O passado ilumina o presente. A ofegante epidemia do Carnaval se aproxima e eu me recordo de um fato histórico intrigante.
Primeira Guerra Mundial. Os combates seguem a rotina de extermínio e destruição. De repente, como por mágica, cessam as hostilidades. É Natal. As tropas abandonam as trincheiras e se confraternizam. Soldados inimigos chegam a trocar lembranças, moedas e fotos de família. Finda a trégua, todos voltam a seus postos. Prossegue a carnificina.
Imagine um historiador futuro nos olhando. O Brasil mergulhado em grave crise: o desemprego comendo solto, a besta fera da inflação à solta, o país perto do abismo. De repente, o que ocorre? A folia toma conta. Ninguém se lembra de câmbio, dengue ou FMI. A nação aflita e empobrecida põe a fantasia e cai no samba. "A alegria é a prova dos nove." Vem a quarta-feira, porém, e a animação esfria. Prossegue o tormento.
Eu me pergunto: onde o delírio, onde a lucidez? Na guerra cruenta no seio da civilização européia ou no lúdico interlúdio natalino? No pesadelo renovado de nosso descaso pela mais rasteira lógica econômica (baseado na crença de que enganaríamos o mundo com a mesma facilidade com que enganamos a nós mesmos) ou na alegria pré-lógica do corpo tropical?
A euforia coletiva com data marcada é um milagre da convivência brasileira. É bom lembrar, contudo, que, embora sejamos especialistas de notório talento e competência na coisa, a arte de cantar e dançar na adversidade não é privilégio nosso -é dom humano. Em página memorável dos seus "Ensaios", o iluminista cético escocês David Hume ilustra e elucida o processo:
"Informa-nos Trucídides que, durante a célebre praga de Atenas, quando a morte parecia estar diante de todos, um júbilo dissoluto e um ânimo jovial tomaram conta do povo, com as pessoas se exortando umas às outras a tirar o máximo proveito da vida enquanto ela durasse. A mesma observação faz Bocácio com respeito à praga em Florença... O prazer do momento é sempre importante; e o que quer que diminua a importância de todas as outras coisas irá conferir-lhe um valor e influência adicionais".

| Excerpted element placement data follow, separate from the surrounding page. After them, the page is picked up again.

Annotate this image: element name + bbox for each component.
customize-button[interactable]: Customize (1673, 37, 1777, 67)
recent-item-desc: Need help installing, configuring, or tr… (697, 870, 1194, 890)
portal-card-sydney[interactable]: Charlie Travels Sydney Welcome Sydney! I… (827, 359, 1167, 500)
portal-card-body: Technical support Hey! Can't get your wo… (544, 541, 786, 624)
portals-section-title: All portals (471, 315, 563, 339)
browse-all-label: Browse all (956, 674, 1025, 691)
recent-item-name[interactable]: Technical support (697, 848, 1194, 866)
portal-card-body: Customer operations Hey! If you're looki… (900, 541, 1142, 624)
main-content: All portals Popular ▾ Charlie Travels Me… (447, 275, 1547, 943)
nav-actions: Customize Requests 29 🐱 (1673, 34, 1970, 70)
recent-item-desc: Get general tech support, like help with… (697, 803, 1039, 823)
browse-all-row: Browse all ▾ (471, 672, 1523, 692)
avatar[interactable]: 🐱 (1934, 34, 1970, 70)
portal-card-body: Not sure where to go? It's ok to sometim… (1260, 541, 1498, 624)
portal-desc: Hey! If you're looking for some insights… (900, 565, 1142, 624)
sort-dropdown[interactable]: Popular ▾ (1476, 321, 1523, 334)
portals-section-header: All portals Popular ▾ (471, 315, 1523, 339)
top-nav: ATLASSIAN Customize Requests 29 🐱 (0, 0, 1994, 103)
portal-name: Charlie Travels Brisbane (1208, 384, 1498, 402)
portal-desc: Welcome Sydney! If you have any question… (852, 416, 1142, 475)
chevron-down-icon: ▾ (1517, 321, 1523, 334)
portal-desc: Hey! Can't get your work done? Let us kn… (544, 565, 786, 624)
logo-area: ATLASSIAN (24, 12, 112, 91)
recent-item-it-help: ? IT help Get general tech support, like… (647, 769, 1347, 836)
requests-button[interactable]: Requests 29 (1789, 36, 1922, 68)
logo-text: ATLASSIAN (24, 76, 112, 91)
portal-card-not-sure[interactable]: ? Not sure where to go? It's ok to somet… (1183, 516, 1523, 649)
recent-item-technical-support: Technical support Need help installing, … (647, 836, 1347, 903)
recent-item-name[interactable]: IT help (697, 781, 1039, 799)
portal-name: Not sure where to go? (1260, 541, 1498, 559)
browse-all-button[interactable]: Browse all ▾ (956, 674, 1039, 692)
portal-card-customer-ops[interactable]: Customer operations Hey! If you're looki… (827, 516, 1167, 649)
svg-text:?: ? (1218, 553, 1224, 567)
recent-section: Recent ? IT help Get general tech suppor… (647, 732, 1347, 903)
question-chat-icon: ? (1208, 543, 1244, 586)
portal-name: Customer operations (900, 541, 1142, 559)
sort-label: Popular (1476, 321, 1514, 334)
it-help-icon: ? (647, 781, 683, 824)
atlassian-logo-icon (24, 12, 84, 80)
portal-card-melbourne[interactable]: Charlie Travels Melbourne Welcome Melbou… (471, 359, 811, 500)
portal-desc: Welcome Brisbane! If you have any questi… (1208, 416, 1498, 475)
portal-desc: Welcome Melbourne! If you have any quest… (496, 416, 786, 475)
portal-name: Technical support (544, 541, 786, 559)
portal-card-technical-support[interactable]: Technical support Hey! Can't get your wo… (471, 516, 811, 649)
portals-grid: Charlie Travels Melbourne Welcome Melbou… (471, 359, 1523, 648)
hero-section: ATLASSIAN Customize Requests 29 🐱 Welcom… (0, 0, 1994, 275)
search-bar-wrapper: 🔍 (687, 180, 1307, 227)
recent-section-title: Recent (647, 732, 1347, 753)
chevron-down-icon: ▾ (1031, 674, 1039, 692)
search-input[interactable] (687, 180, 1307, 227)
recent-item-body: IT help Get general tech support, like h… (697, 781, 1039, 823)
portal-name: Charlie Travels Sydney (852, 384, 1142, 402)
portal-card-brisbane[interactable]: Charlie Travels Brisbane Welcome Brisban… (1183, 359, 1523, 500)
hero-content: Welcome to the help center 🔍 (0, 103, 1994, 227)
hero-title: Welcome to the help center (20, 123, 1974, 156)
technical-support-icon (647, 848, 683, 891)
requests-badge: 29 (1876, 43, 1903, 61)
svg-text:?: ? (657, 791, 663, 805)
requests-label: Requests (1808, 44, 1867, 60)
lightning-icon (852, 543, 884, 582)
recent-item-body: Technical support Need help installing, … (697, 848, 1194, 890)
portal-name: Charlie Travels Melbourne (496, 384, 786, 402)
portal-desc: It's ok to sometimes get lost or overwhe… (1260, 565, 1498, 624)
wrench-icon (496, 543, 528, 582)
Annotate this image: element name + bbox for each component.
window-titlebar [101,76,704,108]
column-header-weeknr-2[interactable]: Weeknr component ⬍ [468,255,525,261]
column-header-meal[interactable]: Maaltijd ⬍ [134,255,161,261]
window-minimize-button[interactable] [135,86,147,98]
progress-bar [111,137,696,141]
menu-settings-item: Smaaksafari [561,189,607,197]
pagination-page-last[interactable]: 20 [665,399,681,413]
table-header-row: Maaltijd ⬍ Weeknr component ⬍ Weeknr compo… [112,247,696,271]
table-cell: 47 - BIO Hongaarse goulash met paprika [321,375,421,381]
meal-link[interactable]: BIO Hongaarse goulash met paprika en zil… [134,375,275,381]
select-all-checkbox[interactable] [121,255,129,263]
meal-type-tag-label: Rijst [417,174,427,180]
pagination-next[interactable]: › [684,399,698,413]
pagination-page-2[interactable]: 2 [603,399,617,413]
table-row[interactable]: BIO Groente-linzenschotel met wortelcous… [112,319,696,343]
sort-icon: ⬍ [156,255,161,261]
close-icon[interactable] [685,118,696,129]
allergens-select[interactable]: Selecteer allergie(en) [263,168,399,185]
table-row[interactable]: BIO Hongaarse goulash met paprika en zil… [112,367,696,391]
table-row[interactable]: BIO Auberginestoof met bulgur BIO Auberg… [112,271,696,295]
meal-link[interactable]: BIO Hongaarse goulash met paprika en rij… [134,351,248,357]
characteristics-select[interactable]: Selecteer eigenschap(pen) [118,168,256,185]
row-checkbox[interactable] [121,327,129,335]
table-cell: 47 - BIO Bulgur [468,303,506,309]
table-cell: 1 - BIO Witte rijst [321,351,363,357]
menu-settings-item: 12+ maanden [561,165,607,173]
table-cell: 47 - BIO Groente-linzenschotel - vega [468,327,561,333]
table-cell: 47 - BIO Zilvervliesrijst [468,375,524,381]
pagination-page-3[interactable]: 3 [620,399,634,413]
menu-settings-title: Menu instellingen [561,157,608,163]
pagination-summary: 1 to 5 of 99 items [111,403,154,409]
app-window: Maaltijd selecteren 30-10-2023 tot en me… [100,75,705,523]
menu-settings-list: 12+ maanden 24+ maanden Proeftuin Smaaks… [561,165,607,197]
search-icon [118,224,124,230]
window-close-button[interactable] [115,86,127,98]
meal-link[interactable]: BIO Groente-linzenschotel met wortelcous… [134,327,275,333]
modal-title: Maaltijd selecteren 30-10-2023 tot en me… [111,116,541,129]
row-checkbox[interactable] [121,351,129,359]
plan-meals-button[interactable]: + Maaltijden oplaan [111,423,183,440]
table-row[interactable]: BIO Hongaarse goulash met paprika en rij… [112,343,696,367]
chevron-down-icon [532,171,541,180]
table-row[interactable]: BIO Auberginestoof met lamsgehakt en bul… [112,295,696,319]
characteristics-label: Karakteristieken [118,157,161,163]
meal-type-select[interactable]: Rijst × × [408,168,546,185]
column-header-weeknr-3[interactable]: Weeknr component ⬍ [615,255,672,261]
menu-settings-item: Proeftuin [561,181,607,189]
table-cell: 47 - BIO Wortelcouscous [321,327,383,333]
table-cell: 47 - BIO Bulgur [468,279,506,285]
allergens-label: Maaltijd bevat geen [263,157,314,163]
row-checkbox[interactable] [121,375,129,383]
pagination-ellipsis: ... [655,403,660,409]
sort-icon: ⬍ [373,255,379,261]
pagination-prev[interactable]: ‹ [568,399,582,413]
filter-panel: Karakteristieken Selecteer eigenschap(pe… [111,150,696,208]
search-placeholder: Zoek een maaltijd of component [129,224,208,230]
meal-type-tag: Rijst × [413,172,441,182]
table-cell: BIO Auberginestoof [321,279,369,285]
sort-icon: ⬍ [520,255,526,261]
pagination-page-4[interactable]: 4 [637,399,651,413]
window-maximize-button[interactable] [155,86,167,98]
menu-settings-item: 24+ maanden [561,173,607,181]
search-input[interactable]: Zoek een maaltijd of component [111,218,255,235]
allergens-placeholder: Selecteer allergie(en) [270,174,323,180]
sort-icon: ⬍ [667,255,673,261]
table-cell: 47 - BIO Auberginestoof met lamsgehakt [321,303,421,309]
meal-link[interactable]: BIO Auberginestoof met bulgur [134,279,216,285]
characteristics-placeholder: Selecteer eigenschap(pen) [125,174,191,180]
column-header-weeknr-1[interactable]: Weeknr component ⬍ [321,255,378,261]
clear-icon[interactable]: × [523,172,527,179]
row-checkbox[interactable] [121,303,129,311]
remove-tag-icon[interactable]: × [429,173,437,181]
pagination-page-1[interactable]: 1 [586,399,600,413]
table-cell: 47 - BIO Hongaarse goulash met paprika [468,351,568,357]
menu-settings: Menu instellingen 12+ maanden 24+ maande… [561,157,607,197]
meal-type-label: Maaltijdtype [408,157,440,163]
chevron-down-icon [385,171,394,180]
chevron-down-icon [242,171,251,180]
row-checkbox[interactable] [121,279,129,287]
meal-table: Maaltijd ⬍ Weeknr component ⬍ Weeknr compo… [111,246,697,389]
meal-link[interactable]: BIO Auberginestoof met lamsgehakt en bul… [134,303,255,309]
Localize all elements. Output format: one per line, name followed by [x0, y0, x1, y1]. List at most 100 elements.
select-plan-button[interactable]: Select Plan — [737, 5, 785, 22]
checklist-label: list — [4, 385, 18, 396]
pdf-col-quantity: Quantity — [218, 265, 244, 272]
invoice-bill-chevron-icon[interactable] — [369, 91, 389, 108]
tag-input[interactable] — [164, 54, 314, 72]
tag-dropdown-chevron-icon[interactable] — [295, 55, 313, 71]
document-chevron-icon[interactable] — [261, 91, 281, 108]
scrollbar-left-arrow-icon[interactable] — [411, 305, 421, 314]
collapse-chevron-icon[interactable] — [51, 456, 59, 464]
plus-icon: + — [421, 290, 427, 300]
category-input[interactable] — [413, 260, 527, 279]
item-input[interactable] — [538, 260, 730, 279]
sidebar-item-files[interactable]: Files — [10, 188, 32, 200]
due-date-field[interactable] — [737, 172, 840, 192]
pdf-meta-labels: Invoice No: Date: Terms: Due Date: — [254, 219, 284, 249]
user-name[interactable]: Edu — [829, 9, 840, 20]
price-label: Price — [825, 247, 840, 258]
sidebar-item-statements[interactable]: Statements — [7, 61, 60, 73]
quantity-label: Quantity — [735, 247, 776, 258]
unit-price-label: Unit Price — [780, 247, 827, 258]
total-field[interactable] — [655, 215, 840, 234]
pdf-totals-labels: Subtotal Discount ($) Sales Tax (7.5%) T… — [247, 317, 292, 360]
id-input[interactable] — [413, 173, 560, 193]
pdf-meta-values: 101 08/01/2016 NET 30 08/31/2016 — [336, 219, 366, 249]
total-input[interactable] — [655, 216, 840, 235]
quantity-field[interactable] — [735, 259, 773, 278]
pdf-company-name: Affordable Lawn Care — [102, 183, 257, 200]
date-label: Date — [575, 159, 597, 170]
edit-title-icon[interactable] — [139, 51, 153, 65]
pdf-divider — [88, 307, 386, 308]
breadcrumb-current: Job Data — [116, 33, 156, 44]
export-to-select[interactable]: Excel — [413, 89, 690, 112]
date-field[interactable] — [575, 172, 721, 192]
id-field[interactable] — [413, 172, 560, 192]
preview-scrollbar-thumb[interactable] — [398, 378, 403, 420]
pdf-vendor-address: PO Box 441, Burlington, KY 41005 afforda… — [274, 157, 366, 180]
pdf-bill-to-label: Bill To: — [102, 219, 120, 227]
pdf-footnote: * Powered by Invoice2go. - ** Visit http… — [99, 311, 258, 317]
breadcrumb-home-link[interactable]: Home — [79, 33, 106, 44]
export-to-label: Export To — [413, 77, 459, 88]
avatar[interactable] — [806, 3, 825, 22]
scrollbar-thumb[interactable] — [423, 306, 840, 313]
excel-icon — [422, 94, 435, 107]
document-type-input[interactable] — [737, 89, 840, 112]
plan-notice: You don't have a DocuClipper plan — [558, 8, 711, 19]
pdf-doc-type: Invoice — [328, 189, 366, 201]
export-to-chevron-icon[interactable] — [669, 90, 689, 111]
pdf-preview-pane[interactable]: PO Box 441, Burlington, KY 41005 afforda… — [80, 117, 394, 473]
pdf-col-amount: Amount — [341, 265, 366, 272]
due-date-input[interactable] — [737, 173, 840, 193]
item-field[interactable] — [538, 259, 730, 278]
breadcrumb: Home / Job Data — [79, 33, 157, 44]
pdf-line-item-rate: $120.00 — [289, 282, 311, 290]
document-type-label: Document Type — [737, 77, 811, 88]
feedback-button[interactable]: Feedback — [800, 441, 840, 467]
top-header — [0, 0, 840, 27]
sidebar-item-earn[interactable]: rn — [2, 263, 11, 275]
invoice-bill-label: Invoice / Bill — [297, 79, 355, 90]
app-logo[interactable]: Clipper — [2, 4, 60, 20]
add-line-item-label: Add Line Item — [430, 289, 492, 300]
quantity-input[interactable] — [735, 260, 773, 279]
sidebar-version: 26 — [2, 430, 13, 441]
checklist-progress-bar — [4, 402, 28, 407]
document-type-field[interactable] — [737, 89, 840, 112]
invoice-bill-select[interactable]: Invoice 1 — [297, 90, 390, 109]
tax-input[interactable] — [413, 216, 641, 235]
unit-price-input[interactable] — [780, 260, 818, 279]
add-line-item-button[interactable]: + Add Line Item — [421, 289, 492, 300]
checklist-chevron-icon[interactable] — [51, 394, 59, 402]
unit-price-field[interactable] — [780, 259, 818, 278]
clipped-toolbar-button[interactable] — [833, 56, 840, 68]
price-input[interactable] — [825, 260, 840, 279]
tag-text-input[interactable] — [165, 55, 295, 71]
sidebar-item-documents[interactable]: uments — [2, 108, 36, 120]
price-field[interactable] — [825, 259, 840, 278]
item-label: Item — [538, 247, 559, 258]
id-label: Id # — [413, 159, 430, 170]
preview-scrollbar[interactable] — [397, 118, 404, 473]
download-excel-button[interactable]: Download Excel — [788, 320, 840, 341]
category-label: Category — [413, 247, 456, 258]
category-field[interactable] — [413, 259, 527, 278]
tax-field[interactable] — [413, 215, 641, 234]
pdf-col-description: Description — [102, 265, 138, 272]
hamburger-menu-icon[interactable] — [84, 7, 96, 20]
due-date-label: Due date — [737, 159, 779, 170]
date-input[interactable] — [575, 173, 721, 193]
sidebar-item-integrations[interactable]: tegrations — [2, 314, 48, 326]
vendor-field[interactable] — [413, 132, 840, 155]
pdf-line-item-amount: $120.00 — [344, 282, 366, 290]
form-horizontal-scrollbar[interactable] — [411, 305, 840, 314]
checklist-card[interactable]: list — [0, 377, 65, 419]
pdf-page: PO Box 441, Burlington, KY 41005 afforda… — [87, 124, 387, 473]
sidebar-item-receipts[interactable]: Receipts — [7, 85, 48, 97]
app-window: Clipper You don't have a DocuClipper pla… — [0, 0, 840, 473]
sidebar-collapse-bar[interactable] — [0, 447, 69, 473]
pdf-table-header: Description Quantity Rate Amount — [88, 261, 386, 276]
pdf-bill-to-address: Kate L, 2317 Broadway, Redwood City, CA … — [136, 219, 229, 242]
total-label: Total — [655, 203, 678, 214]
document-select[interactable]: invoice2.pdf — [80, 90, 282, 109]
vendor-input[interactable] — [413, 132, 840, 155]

"Carpe diem". Se o amanhã ninguém sabe, por que não desfrutar a hora? "Troca por vinho o amor que não terás./O que esperas, perene o esperarás./O que bebes, tu bebes./Olha as rosas./Morto, que rosas é que cheirarás?", indaga o desenganado Fernando Pessoa. Tudo considerado, por que não viver cada dia como se fosse o último? Por que não descontar o futuro a taxas cavalares (como fazem, aliás, os nosso juros)? É o que pergunta (e responde) o genial Assis Valente no samba-choro "E o Mundo Não Se Acabou", gravado por Carmen Miranda para o Carnaval de 1938. Composto no clima pré-diluviano da época -ameaça de guerra, boatos sobre cometas, Estado Novo incipiente, previsões apocalípticas de todo tipo-, o samba se encaixa lindamente no modelo humano e cai como uma luva para o Carnaval deste ano:
"Anunciaram e garantiram que o mundo ia se acabar/Por causa disso a minha gente lá de casa começou a rezar... acreditei nessa conversa mole; Pensei que o mundo ia se acabar/E fui tratando de me despedir/E sem demora fui tratando de aproveitar/Beijei na boca de quem não devia/Peguei na mão de quem não conhecia/Dancei um samba em traje de maiô/E o tal mundo não se acabou... Ih! Vai ter barulho e vai ter confusão/ Porque o mundo não se acabou".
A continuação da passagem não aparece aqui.